Certainly a rush to buy is a possibility whenever something is prohibited from commerce and we give people six months to stock up, apparently in deference to the sellers of the newly designated contraband.
That sounds disturbing, and there are other aspects of Gov. Martin O'Malley's gun reforms that, after all the tinkering in the House, seem troubling, including a narrowing of the definition of what constitutes an assault weapon.
Still, it's the overall long-term benefits of the bill that should be appreciated, even as sales continue.
Despite what many firearms enthusiasts in Maryland fear, no one is going to confiscate their legally purchased guns. If they take care of their firearms, they'll be around for a long time and can be left to the next generation. Under the present version of the bill, collectors and sportsmen can keep buying the popular AR-15-style weapons from Maryland dealers before Oct. 1.
But the bill that now goes to the full House would prohibit the sale in Maryland of the AR-15 and 44 other guns by make and model. It would also ban any weapons that have certain features spelled out in the bill, capturing, proponents say, a broad universe of military-style weapons.
That means Maryland would become a leader in at least starting to turn back the tide of high-capacity, military-style assault weapons that have been used in mass shootings.
Daniel Webster, director of the Johns Hopkins Center for Gun Policy and Research and one of the nation's leading experts on firearms safety and regulation, has testified in Annapolis and Washington about what makes the most sense in the prevention of both street-style killings and mass shootings, like the one at Sandy Hook Elementary.
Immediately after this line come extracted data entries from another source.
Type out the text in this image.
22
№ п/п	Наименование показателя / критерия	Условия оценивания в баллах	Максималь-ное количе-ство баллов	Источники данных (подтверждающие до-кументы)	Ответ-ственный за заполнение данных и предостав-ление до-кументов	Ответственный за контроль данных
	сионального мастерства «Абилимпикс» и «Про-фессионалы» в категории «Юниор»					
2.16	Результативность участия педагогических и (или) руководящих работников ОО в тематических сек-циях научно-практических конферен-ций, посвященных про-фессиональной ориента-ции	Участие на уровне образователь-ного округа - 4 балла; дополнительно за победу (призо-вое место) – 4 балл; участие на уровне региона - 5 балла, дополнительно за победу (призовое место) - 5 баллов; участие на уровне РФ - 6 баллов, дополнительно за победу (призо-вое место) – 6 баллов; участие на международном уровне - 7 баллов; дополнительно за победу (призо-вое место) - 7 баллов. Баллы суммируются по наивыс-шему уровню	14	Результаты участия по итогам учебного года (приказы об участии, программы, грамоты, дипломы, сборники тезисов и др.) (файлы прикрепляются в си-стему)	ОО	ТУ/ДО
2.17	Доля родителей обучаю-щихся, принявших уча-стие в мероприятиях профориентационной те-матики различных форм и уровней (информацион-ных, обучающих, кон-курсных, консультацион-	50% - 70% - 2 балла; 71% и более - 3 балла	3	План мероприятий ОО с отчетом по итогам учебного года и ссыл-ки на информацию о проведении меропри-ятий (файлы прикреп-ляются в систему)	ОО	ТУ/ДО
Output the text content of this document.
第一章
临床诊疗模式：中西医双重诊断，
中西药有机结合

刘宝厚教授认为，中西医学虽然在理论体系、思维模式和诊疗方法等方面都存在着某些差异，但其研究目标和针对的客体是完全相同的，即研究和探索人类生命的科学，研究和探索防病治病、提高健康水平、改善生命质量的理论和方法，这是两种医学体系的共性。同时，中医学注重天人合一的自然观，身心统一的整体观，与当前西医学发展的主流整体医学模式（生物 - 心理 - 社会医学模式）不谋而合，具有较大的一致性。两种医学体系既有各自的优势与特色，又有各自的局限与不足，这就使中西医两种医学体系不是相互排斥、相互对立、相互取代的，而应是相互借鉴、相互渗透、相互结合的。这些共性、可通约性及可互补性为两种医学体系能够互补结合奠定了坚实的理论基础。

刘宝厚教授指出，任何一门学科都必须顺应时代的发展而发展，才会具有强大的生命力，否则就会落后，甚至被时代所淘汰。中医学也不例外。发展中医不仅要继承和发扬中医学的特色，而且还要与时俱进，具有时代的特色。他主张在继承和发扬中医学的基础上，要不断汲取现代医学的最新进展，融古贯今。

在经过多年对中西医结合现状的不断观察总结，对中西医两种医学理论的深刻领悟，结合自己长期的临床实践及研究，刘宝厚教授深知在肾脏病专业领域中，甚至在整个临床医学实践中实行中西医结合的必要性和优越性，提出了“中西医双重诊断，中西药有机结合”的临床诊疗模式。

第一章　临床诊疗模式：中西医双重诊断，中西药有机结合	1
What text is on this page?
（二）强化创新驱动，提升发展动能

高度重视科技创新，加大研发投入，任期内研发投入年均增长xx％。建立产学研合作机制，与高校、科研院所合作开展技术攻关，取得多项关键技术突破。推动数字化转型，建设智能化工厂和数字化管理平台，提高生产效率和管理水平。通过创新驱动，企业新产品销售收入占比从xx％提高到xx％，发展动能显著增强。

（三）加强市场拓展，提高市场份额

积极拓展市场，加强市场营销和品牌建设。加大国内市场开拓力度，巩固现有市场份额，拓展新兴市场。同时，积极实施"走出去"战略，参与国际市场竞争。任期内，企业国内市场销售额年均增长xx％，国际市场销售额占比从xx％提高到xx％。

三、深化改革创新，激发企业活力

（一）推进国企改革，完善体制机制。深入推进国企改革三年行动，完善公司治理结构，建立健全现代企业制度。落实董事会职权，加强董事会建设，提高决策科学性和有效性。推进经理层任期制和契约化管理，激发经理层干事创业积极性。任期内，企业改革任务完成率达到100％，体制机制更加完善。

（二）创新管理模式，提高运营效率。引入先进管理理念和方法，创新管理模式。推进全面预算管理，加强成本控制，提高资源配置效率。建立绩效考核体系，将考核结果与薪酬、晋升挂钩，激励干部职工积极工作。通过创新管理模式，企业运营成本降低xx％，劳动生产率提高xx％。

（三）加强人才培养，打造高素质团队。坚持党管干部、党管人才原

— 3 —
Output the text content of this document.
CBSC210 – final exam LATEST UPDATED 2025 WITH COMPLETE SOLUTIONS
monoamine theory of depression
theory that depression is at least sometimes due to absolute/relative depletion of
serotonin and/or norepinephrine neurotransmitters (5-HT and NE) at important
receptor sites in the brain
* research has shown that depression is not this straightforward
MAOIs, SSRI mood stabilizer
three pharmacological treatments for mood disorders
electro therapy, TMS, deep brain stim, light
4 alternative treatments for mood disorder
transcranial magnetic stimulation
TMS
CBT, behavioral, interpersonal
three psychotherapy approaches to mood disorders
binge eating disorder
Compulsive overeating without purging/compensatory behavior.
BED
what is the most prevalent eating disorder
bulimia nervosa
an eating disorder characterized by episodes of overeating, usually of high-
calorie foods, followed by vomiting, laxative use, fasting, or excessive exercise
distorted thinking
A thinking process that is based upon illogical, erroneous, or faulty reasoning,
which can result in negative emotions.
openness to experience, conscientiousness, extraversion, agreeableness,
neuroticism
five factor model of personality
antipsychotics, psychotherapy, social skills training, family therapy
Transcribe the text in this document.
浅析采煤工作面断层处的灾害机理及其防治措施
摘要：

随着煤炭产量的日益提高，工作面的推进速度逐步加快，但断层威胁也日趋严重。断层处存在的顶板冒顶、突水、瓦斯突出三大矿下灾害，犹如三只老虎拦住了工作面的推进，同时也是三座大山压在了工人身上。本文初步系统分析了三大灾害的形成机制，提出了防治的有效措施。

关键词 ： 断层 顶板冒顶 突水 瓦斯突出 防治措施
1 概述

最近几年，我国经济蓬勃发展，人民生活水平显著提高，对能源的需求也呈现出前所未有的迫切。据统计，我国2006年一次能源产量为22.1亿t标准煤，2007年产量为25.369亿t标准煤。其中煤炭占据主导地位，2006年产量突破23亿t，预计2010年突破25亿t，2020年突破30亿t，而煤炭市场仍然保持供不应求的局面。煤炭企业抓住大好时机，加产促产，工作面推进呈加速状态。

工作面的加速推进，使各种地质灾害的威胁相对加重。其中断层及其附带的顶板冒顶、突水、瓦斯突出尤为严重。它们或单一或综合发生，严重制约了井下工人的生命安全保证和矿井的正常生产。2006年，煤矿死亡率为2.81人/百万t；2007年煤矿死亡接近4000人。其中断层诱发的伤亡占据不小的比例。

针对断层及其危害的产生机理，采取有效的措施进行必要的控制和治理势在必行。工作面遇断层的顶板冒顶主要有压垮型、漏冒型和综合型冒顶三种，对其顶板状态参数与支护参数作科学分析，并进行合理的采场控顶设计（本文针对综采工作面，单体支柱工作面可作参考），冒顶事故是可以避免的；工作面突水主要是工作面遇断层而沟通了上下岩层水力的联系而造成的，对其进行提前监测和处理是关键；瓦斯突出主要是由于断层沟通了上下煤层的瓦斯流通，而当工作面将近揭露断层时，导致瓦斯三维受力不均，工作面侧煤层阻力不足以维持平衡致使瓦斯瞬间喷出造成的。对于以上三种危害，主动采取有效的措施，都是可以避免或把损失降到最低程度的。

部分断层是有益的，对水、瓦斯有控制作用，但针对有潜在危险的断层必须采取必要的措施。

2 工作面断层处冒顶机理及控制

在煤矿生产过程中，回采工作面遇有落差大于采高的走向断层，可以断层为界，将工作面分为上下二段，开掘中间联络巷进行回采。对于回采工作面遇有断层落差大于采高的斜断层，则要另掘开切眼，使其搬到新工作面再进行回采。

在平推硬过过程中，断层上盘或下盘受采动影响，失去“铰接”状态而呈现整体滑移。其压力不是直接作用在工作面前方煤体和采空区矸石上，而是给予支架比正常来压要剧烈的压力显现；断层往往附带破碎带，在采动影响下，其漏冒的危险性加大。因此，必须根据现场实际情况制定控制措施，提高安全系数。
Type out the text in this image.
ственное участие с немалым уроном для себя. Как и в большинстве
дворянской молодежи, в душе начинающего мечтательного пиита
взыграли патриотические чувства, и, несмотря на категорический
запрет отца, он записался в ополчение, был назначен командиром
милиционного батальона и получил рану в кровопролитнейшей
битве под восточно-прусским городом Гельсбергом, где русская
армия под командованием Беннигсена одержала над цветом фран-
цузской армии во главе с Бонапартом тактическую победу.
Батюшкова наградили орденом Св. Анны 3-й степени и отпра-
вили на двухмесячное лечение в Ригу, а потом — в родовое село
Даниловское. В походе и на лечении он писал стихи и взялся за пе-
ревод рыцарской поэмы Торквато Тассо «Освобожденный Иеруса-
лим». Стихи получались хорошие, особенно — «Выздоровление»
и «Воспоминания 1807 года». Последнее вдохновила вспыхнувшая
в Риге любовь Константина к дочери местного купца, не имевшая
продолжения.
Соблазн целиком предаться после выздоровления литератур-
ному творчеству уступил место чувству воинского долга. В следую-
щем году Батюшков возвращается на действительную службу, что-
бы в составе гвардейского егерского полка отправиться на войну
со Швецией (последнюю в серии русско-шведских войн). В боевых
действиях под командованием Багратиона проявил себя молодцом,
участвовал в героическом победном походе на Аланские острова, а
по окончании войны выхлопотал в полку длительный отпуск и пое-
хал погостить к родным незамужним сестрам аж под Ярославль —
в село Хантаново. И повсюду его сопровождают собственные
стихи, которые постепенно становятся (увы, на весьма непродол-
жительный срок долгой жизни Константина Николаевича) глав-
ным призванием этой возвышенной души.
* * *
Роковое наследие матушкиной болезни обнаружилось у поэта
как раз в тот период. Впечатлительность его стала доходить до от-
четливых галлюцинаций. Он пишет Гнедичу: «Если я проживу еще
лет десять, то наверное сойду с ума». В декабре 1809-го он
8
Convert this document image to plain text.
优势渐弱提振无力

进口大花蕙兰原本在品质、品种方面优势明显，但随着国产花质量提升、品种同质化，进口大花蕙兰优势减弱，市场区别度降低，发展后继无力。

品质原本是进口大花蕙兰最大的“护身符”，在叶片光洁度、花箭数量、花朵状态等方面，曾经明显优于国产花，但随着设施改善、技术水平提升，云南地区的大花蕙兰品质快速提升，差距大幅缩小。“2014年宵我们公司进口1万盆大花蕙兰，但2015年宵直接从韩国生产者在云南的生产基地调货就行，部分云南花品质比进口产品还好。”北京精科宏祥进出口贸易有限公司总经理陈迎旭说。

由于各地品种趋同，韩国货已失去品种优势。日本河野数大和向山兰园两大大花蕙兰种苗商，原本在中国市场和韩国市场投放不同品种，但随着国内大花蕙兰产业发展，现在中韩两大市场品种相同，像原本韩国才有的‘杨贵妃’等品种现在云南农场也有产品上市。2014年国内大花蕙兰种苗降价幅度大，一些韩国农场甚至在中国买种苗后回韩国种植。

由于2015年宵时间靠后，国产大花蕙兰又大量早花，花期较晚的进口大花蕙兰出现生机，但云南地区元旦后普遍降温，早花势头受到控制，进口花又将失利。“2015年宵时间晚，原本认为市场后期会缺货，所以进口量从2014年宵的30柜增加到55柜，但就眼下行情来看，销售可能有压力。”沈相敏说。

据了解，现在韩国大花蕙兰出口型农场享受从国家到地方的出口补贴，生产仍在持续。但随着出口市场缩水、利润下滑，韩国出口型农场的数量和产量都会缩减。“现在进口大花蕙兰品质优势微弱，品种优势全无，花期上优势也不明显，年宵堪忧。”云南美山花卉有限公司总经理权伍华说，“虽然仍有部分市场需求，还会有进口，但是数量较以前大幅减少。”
In the main, Webster preaches common-sense ways to keep guns away from criminals.
On the particular matter of assault-style weapons, he has been pushing limits on ammunition magazines.
After the movie theater killings in Aurora, Colo., police said the gunman used an AR-15 with a 100-round drum magazine. (The Colorado governor recently signed into law a 15-round limit on magazines.)
Connecticut police say the gunman at Sandy Hook fired off 154 rounds in fewer than five minutes, using an AR-15 with 30-round magazines.
This is where Webster believes the proposed Maryland limit has potential to save lives.
"More important than which guns would be banned is the ban of magazines that hold more than 10 rounds," Webster says, calling the limit "the most relevant feature that increases a weapon's ability to kill or wound large numbers of people in an attack."
There are other aspects of the legislative package that could help reduce gun violence, most notably the new licensing requirements for handgun purchases.
This provision has potential to stop straw-man purchases of guns for criminals, or "girlfriend" buys.
That's my term for what Sen. Brian Frosh, the Montgomery County Democrat, described in arguing for a requirement that Marylanders give state police their fingerprints to get a handgun license.
As reported in The Capital newspaper in Annapolis, Frosh presented the hypothetical of a guy, itching to rob a bank, who asks his girlfriend to buy a gun. She goes along until the gun dealer tells her she must be fingerprinted.
In Frosh's telling: "She says, 'Wait a minute, I've got to give my fingerprints to the state police, I've got to apply to the state police for a license that has my picture on it? And then I'm going to go buy a gun and give it to you? I think you're a great guy, but I don't love you that much.' "
Webster, informed by years of research and analysis at Hopkins, says the overall package that goes to the House this week "should significantly reduce the diversion of guns to criminals and gun violence."
And Webster means, of course, over time — over the years ahead. There will still be plenty of guns in this state, in this country. What we need is less gun violence, and hopefully the Maryland legislature is about to take a giant step toward that goal.